Meng Wanzhou, symbole de la rivalité globale avec Washington

Colère et hésitations à Pékin

C’est peu dire que dans sérail politique chinois et dans l’opinion, faisant suite aux sanctions déjà infligées le 20 septembre par la justice américaine à Li Shangfu, Directeur du département des équipements de l’APL pour avoir violé l’embargo imposé à la Russie, l’arrestation selon des lois que la Chine rejette, de la fille d’un des PDG les plus emblématiques de la « renaissance » technologique chinoise, à la tête d’une société dont l’empreinte est devenue globale, touche un nerf sensible.

Alors qu’en représailles, Michael Michael Kovrig, ex-diplomate canadien travaillant pour l’International Crisis Group et basé à Hong Kong a été arrêté en Chine, Meng Wanzhou était libérée le 11 décembre contre le versement d’une caution de 10 millions de $. Contrainte de porter un bracelet électronique et de rester sous étroite surveillance en Colombie britannique, elle attend un éventuel jugement d’extradition vers les États-Unis.

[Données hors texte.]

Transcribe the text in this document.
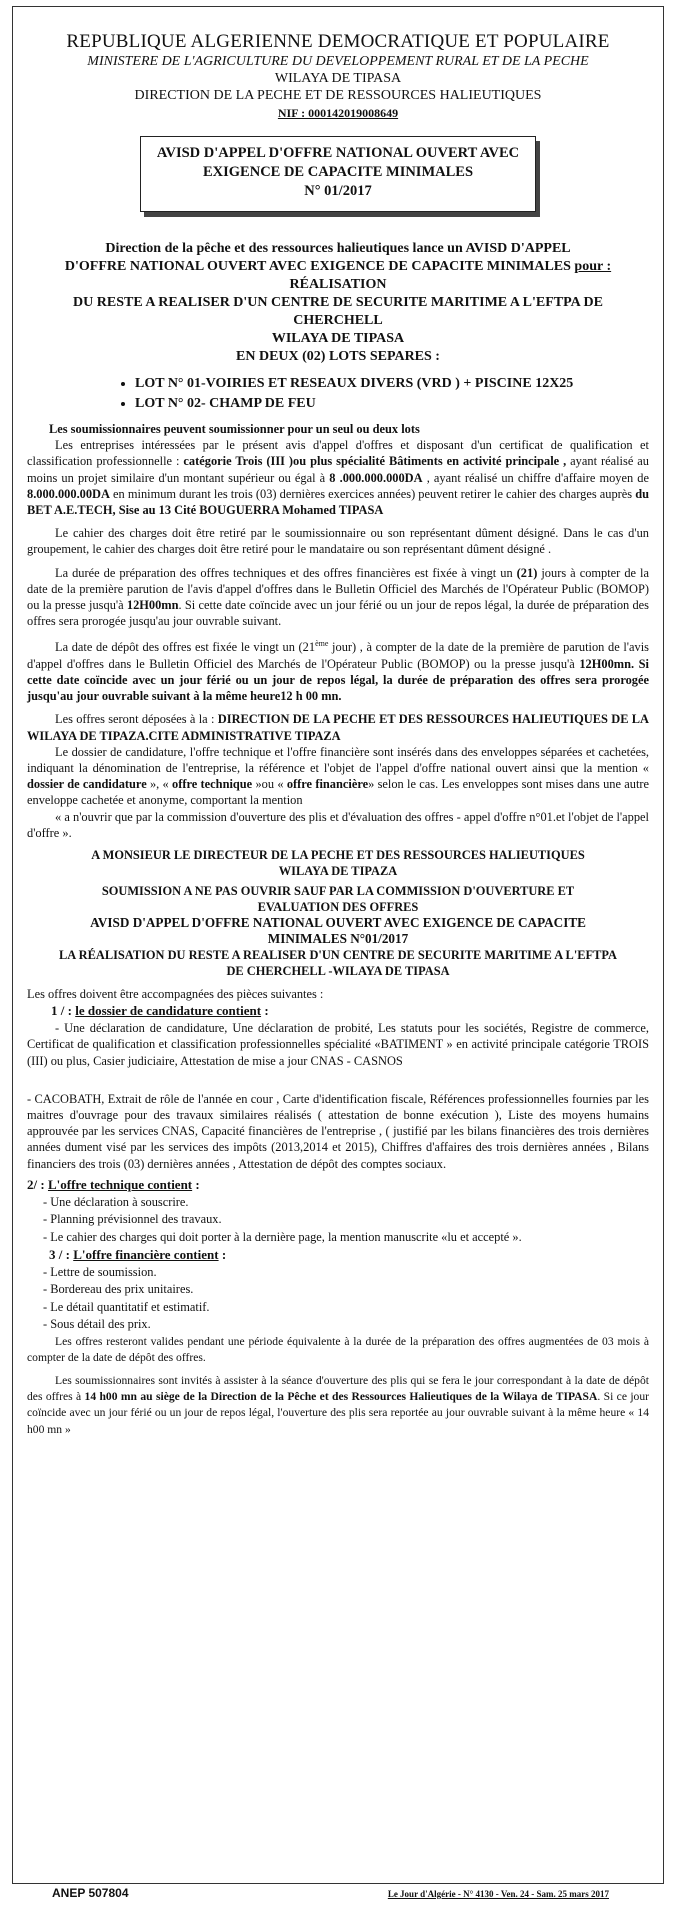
REPUBLIQUE ALGERIENNE DEMOCRATIQUE ET POPULAIRE
MINISTERE DE L'AGRICULTURE DU DEVELOPPEMENT RURAL ET DE LA PECHE
WILAYA DE TIPASA
DIRECTION DE LA PECHE ET DE RESSOURCES HALIEUTIQUES
NIF : 000142019008649
AVISD D'APPEL D'OFFRE NATIONAL OUVERT AVEC
EXIGENCE DE CAPACITE MINIMALES
N° 01/2017
Direction de la pêche et des ressources halieutiques lance un AVISD D'APPEL
D'OFFRE NATIONAL OUVERT AVEC EXIGENCE DE CAPACITE MINIMALES pour : RÉALISATION
DU RESTE A REALISER D'UN CENTRE DE SECURITE MARITIME A L'EFTPA DE CHERCHELL
WILAYA DE TIPASA
EN DEUX (02) LOTS SEPARES :
• LOT N° 01-VOIRIES ET RESEAUX DIVERS (VRD ) + PISCINE 12X25
• LOT N° 02- CHAMP DE FEU

Les soumissionnaires peuvent soumissionner pour un seul ou deux lots

Les entreprises intéressées par le présent avis d'appel d'offres et disposant d'un certificat de qualification et classification professionnelle : catégorie Trois (III )ou plus spécialité Bâtiments en activité principale , ayant réalisé au moins un projet similaire d'un montant supérieur ou égal à 8 .000.000.000DA , ayant réalisé un chiffre d'affaire moyen de 8.000.000.00DA en minimum durant les trois (03) dernières exercices années) peuvent retirer le cahier des charges auprès du BET A.E.TECH, Sise au 13 Cité BOUGUERRA Mohamed TIPASA

Le cahier des charges doit être retiré par le soumissionnaire ou son représentant dûment désigné. Dans le cas d'un groupement, le cahier des charges doit être retiré pour le mandataire ou son représentant dûment désigné .

La durée de préparation des offres techniques et des offres financières est fixée à vingt un (21) jours à compter de la date de la première parution de l'avis d'appel d'offres dans le Bulletin Officiel des Marchés de l'Opérateur Public (BOMOP) ou la presse jusqu'à 12H00mn. Si cette date coïncide avec un jour férié ou un jour de repos légal, la durée de préparation des offres sera prorogée jusqu'au jour ouvrable suivant.

La date de dépôt des offres est fixée le vingt un (21ème jour) , à compter de la date de la première de parution de l'avis d'appel d'offres dans le Bulletin Officiel des Marchés de l'Opérateur Public (BOMOP) ou la presse jusqu'à 12H00mn. Si cette date coïncide avec un jour férié ou un jour de repos légal, la durée de préparation des offres sera prorogée jusqu'au jour ouvrable suivant à la même heure12 h 00 mn.

Les offres seront déposées à la : DIRECTION DE LA PECHE ET DES RESSOURCES HALIEUTIQUES DE LA WILAYA DE TIPAZA.CITE ADMINISTRATIVE TIPAZA

Le dossier de candidature, l'offre technique et l'offre financière sont insérés dans des enveloppes séparées et cachetées, indiquant la dénomination de l'entreprise, la référence et l'objet de l'appel d'offre national ouvert ainsi que la mention « dossier de candidature », « offre technique »ou « offre financière» selon le cas. Les enveloppes sont mises dans une autre enveloppe cachetée et anonyme, comportant la mention

« a n'ouvrir que par la commission d'ouverture des plis et d'évaluation des offres - appel d'offre n°01.et l'objet de l'appel d'offre ».

A MONSIEUR LE DIRECTEUR DE LA PECHE ET DES RESSOURCES HALIEUTIQUES
WILAYA DE TIPAZA
SOUMISSION A NE PAS OUVRIR SAUF PAR LA COMMISSION D'OUVERTURE ET
EVALUATION DES OFFRES
AVISD D'APPEL D'OFFRE NATIONAL OUVERT AVEC EXIGENCE DE CAPACITE
MINIMALES N°01/2017
LA RÉALISATION DU RESTE A REALISER D'UN CENTRE DE SECURITE MARITIME A L'EFTPA
DE CHERCHELL -WILAYA DE TIPASA

Les offres doivent être accompagnées des pièces suivantes :

1 / : le dossier de candidature contient :

- Une déclaration de candidature, Une déclaration de probité, Les statuts pour les sociétés, Registre de commerce, Certificat de qualification et classification professionnelles spécialité «BATIMENT » en activité principale catégorie TROIS (III) ou plus, Casier judiciaire, Attestation de mise a jour CNAS - CASNOS

- CACOBATH, Extrait de rôle de l'année en cour , Carte d'identification fiscale, Références professionnelles fournies par les maitres d'ouvrage pour des travaux similaires réalisés ( attestation de bonne exécution ), Liste des moyens humains approuvée par les services CNAS, Capacité financières de l'entreprise , ( justifié par les bilans financières des trois dernières années dument visé par les services des impôts (2013,2014 et 2015), Chiffres d'affaires des trois dernières années , Bilans financiers des trois (03) dernières années , Attestation de dépôt des comptes sociaux.

2/ : L'offre technique contient :
- Une déclaration à souscrire.
- Planning prévisionnel des travaux.
- Le cahier des charges qui doit porter à la dernière page, la mention manuscrite «lu et accepté ».
3 / : L'offre financière contient :
- Lettre de soumission.
- Bordereau des prix unitaires.
- Le détail quantitatif et estimatif.
- Sous détail des prix.

Les offres resteront valides pendant une période équivalente à la durée de la préparation des offres augmentées de 03 mois à compter de la date de dépôt des offres.

Les soumissionnaires sont invités à assister à la séance d'ouverture des plis qui se fera le jour correspondant à la date de dépôt des offres à 14 h00 mn au siège de la Direction de la Pêche et des Ressources Halieutiques de la Wilaya de TIPASA. Si ce jour coïncide avec un jour férié ou un jour de repos légal, l'ouverture des plis sera reportée au jour ouvrable suivant à la même heure « 14 h00 mn »

ANEP 507804	Le Jour d'Algérie - N° 4130 - Ven. 24 - Sam. 25 mars 2017
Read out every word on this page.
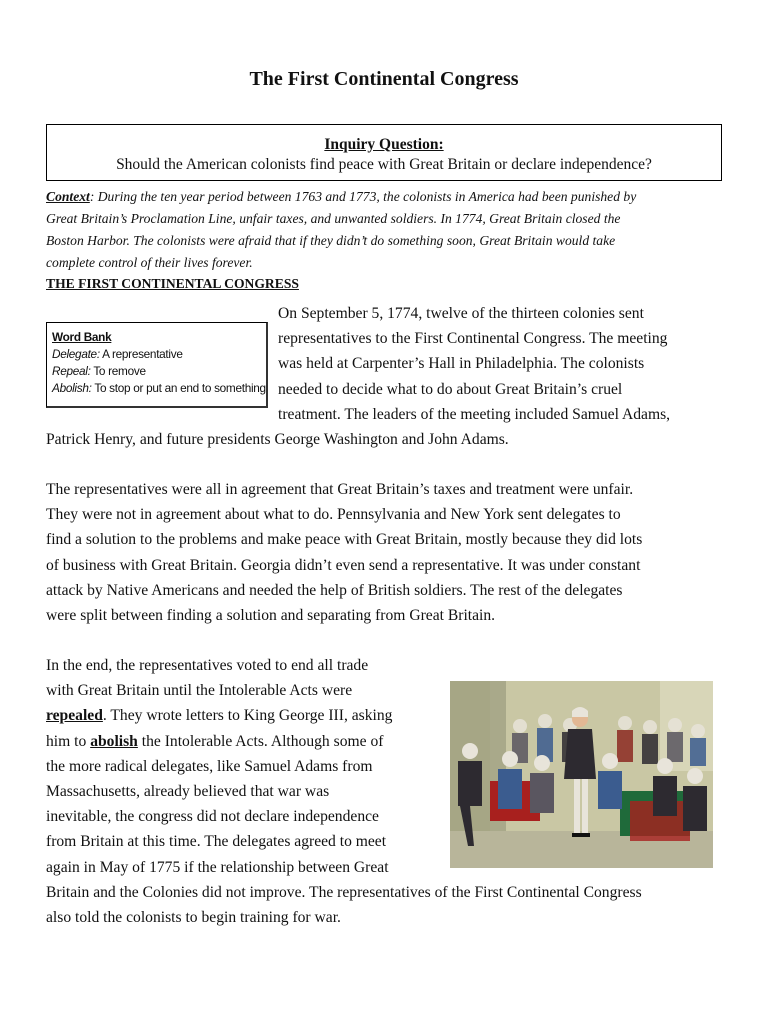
The First Continental Congress
Inquiry Question:
Should the American colonists find peace with Great Britain or declare independence?
Context: During the ten year period between 1763 and 1773, the colonists in America had been punished by
Great Britain’s Proclamation Line, unfair taxes, and unwanted soldiers. In 1774, Great Britain closed the
Boston Harbor. The colonists were afraid that if they didn’t do something soon, Great Britain would take
complete control of their lives forever.
THE FIRST CONTINENTAL CONGRESS
Word Bank
Delegate: A representative
Repeal: To remove
Abolish: To stop or put an end to something
On September 5, 1774, twelve of the thirteen colonies sent
representatives to the First Continental Congress. The meeting
was held at Carpenter’s Hall in Philadelphia. The colonists
needed to decide what to do about Great Britain’s cruel
treatment. The leaders of the meeting included Samuel Adams,
Patrick Henry, and future presidents George Washington and John Adams.
The representatives were all in agreement that Great Britain’s taxes and treatment were unfair.
They were not in agreement about what to do. Pennsylvania and New York sent delegates to
find a solution to the problems and make peace with Great Britain, mostly because they did lots
of business with Great Britain. Georgia didn’t even send a representative. It was under constant
attack by Native Americans and needed the help of British soldiers. The rest of the delegates
were split between finding a solution and separating from Great Britain.
In the end, the representatives voted to end all trade
with Great Britain until the Intolerable Acts were
repealed. They wrote letters to King George III, asking
him to abolish the Intolerable Acts. Although some of
the more radical delegates, like Samuel Adams from
Massachusetts, already believed that war was
inevitable, the congress did not declare independence
from Britain at this time. The delegates agreed to meet
again in May of 1775 if the relationship between Great
Britain and the Colonies did not improve. The representatives of the First Continental Congress
also told the colonists to begin training for war.
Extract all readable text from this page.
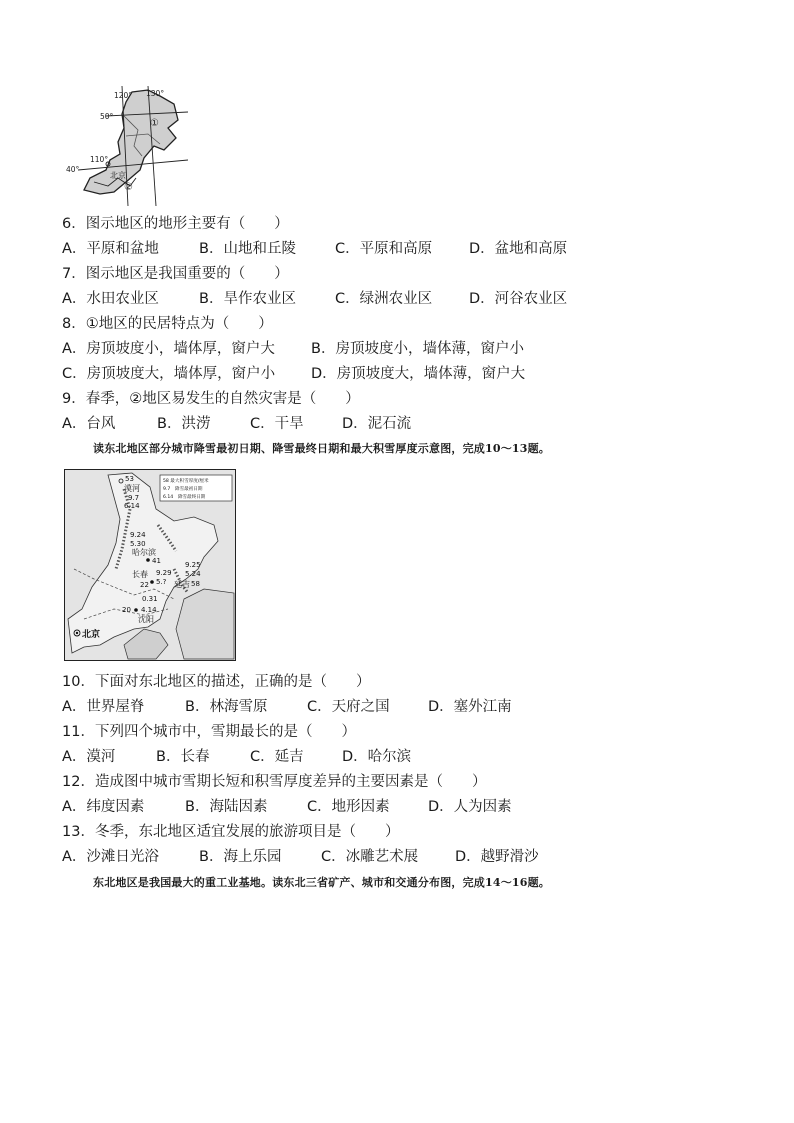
120° 130°
50°
110°
40°
①
②
北京
6．图示地区的地形主要有（　　）
A．平原和盆地	B．山地和丘陵	C．平原和高原	D．盆地和高原
7．图示地区是我国重要的（　　）
A．水田农业区	B．旱作农业区	C．绿洲农业区	D．河谷农业区
8．①地区的民居特点为（　　）
A．房顶坡度小，墙体厚，窗户大 B．房顶坡度小，墙体薄，窗户小
C．房顶坡度大，墙体厚，窗户小 D．房顶坡度大，墙体薄，窗户大
9．春季，②地区易发生的自然灾害是（　　）
A．台风	B．洪涝	C．干旱	D．泥石流
读东北地区部分城市降雪最初日期、降雪最终日期和最大积雪厚度示意图，完成10～13题。
58 最大积雪厚度/厘米
9.7　降雪最初日期
6.14　降雪最终日期
53
漠河
9.7
6.14
9.24
5.30
哈尔滨
41
长春 9.29
5.?
22
9.25
5.24
延吉 58
0.31
20 4.14
沈阳
北京
10．下面对东北地区的描述，正确的是（　　）
A．世界屋脊	B．林海雪原	C．天府之国	D．塞外江南
11．下列四个城市中，雪期最长的是（　　）
A．漠河	B．长春	C．延吉	D．哈尔滨
12．造成图中城市雪期长短和积雪厚度差异的主要因素是（　　）
A．纬度因素	B．海陆因素	C．地形因素	D．人为因素
13．冬季，东北地区适宜发展的旅游项目是（　　）
A．沙滩日光浴	B．海上乐园	C．冰雕艺术展	D．越野滑沙
东北地区是我国最大的重工业基地。读东北三省矿产、城市和交通分布图，完成14～16题。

Dénonçant le « traitement dégradant, violant ses droits humains élémentaires » subi par l’accusée « menottée et, par moments, entravée aux chevilles », après avoir aussi stigmatisé l’absence de preuves d’un forfait que la Chine nie bec et ongles, – Huawei ayant vendu Skycom en 2009 – un éditorial du Global Times publié avant la libération de Meng s’étonnait que la Chinoise soit la seule à être traitée aussi durement parmi les responsables de sociétés ayant publiquement annoncé leur intention de continuer à commercer avec l’Iran, en dépit des sanctions américaines.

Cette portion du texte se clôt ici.